Certes, la compréhension augustinienne des pouvoirs et des facultés est très primaire vis-à-vis de celle que nous pouvons avoir en ce début de troisième millénaire, néanmoins elle demeure remarquable car elle reconnaît un fait essentiel : la "non-omnipotence" de l’âme, de l’esprit.
Par la suite, à l’instigation de pères de la chrétienté désireux de constamment privilégier la tradition biblique, et sous le couvert d’un anthropocentrisme exacerbé, l’homme et l’âme (l’esprit) furent dépouillés de leurs racines transcendantes et donc universelles.
Or, qui peut oublier les envolées mystiques de Plotin ?:
"Si les âmes possédaient déjà la faculté de sentir, au moment ou elles ont été engendrées comme âmes, si donc elles ont été engendrées comme âmes pour entrer dans le devenir, il en résulte que, pour elles, entrer dans le devenir est inhérent à leur nature même." (Cf.

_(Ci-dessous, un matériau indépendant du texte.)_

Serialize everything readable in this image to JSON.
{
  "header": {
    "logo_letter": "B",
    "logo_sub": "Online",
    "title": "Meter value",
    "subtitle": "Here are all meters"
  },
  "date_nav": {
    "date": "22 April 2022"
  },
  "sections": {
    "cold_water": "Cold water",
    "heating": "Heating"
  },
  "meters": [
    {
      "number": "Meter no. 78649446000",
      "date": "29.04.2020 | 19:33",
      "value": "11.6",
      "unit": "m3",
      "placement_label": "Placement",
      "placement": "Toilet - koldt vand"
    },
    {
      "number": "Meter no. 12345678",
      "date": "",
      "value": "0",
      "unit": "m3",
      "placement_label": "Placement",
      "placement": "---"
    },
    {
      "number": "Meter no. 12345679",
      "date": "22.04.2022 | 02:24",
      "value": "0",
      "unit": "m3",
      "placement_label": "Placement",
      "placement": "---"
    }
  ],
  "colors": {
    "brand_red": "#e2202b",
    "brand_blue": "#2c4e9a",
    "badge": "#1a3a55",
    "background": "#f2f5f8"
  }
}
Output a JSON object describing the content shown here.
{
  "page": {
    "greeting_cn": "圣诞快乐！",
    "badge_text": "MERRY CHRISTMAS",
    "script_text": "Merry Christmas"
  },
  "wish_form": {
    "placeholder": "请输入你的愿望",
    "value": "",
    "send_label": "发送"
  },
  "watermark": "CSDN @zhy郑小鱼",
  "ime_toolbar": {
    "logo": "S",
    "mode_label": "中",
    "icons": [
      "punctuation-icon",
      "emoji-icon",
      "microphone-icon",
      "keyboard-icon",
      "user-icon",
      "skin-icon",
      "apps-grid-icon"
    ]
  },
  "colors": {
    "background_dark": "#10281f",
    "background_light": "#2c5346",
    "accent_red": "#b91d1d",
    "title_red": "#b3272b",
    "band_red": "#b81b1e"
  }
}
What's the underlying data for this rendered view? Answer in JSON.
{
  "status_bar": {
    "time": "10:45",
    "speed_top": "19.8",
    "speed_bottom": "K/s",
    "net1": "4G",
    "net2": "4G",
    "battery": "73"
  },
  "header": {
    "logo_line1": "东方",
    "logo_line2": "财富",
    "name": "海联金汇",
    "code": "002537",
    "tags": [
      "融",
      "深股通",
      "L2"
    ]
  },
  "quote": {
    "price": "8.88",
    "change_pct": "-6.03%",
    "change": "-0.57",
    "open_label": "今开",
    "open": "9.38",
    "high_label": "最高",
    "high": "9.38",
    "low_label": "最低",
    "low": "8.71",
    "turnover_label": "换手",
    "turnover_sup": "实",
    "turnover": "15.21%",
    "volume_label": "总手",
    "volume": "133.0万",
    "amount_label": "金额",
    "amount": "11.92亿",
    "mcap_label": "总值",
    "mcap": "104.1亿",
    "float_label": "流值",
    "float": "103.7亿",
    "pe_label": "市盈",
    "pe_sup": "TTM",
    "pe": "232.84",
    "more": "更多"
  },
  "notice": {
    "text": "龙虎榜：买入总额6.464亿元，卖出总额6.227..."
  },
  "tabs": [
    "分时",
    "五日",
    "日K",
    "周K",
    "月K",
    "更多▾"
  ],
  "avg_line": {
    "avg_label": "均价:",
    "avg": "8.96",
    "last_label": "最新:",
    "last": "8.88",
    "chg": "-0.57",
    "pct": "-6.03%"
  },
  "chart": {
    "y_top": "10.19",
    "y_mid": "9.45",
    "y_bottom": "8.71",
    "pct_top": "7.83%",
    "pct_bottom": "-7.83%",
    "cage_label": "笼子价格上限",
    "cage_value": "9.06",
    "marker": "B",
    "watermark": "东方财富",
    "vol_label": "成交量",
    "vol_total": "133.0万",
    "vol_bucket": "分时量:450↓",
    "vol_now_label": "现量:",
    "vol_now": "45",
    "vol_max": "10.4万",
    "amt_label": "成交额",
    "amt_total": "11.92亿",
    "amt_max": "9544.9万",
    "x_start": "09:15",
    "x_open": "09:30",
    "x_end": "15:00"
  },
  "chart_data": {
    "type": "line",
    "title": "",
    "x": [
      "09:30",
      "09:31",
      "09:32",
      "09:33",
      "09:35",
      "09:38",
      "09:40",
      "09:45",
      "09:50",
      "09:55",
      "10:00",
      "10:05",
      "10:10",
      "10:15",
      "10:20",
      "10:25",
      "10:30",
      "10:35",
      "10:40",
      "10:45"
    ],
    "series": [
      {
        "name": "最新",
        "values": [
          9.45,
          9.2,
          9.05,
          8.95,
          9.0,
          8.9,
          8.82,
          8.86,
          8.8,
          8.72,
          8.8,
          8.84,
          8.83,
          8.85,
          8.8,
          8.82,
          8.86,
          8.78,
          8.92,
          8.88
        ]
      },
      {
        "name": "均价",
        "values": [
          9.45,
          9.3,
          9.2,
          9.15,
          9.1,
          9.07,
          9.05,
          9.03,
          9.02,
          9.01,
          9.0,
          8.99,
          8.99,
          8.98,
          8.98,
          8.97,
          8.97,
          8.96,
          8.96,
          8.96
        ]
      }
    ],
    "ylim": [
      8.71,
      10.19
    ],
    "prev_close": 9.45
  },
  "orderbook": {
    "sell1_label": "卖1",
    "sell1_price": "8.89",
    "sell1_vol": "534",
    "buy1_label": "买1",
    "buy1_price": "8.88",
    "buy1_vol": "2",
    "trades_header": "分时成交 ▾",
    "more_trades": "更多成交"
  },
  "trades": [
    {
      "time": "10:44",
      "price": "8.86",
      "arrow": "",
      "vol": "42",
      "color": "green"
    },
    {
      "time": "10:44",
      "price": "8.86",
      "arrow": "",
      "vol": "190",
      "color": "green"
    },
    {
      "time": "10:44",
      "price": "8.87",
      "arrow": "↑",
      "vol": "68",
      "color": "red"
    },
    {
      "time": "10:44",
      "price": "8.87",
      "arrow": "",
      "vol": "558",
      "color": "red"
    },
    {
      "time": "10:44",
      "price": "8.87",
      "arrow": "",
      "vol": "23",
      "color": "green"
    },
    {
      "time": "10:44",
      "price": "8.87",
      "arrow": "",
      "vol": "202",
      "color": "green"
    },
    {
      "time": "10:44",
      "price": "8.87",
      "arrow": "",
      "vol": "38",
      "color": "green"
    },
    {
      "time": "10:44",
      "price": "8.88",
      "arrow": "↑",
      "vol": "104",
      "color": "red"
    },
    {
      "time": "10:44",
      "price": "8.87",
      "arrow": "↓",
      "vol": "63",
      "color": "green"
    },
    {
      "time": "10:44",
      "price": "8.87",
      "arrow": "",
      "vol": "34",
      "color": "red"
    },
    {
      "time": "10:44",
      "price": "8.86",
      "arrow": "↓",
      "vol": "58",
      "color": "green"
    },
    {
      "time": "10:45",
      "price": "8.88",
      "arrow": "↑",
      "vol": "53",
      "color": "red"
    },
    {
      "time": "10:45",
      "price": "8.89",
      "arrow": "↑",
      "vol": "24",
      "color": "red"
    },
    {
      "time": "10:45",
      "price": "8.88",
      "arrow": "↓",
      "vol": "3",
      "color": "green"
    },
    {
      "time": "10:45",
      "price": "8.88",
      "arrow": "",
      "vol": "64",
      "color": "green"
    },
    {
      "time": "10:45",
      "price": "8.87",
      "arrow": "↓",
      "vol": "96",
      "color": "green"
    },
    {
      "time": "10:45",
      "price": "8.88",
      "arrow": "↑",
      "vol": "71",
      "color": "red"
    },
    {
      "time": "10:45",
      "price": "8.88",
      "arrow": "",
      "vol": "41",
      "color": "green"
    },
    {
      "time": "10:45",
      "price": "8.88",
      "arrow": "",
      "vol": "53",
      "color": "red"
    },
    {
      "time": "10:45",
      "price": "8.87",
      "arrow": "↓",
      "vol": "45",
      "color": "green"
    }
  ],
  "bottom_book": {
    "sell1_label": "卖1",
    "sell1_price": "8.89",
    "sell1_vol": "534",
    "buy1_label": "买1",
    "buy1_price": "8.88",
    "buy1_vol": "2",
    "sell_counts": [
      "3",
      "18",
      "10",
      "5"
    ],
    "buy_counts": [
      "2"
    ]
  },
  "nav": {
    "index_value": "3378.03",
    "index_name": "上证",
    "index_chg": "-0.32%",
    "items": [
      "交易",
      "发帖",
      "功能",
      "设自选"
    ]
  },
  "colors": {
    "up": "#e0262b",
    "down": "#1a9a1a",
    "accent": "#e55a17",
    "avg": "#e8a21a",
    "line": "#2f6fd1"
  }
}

Traité 38. 1, 19),
"Mais dans la mesure où l’âme s’avance vers le "Sans Forme", étant alors dans l’incapacité totale de le saisir, parce qu’elle n’est pas délimitée par lui, ..., elle glisse et elle craint de ne rien tenir du Tout". (Cf. Traité 9 - 3, 5).
Pour ce grand mystique, quelque peu ignoré, l’âme ne relèverait donc pas directement d’un "Sans Forme", d’un "Pouvoir Unitaire", mais s’avancerait constamment vers lui.
Que pouvons-nous raisonnablement affirmer, aujourd'hui ?
Contrairement à ce que crut P.J.Barthez (1734 – 1806) fondateur de l’école vitaliste, les lois de la vie ne sont pas fondamentalement différentes des lois universelles.
Désormais les connaissances en biologie et en neurobiologie, permettent en effet d’affirmer que nous évoluons dans un cybermonde, fruit d’incessantes créations et de perpétuels recommencements, où le "sens" est omniprésent, et qu’ainsi, il n’existe aucun abysse séparant la matière inerte de la matière animée.
Hélas, cette véritable "révolution conceptuelle" s'opère sous la houlette de seuls monistes et sans grandes réactions des spiritualistes qui paraissent se satisfaire du "simplisme" scientifique
Citons ainsi les monistes qui ignorent systématiquement la prise en compte permanente des repères de valeur qui permettent d’assurer la cohérence et la dynamique de tout état du réel, inerte ou animé, perturbé ou en apparent équilibre,
et ce par le moyen d’ activités d’ordre transcendant.
Peut-on croire par exemple, que l'activité des cellules, ces insondables et immenses usines où sont programmées et synthétisées en quelques milliardièmes de seconde, des multitudes d'enzymes dont les processus de fabrication échapperont toujours à notre entendement conscient,
recouvre d’heureux bricolages ?,
peut-on croire que l'activité des cellules se déroule sans intention primordiale, voire hors de tout dessein primordial ?
Bien évidemment non, un non sans appel.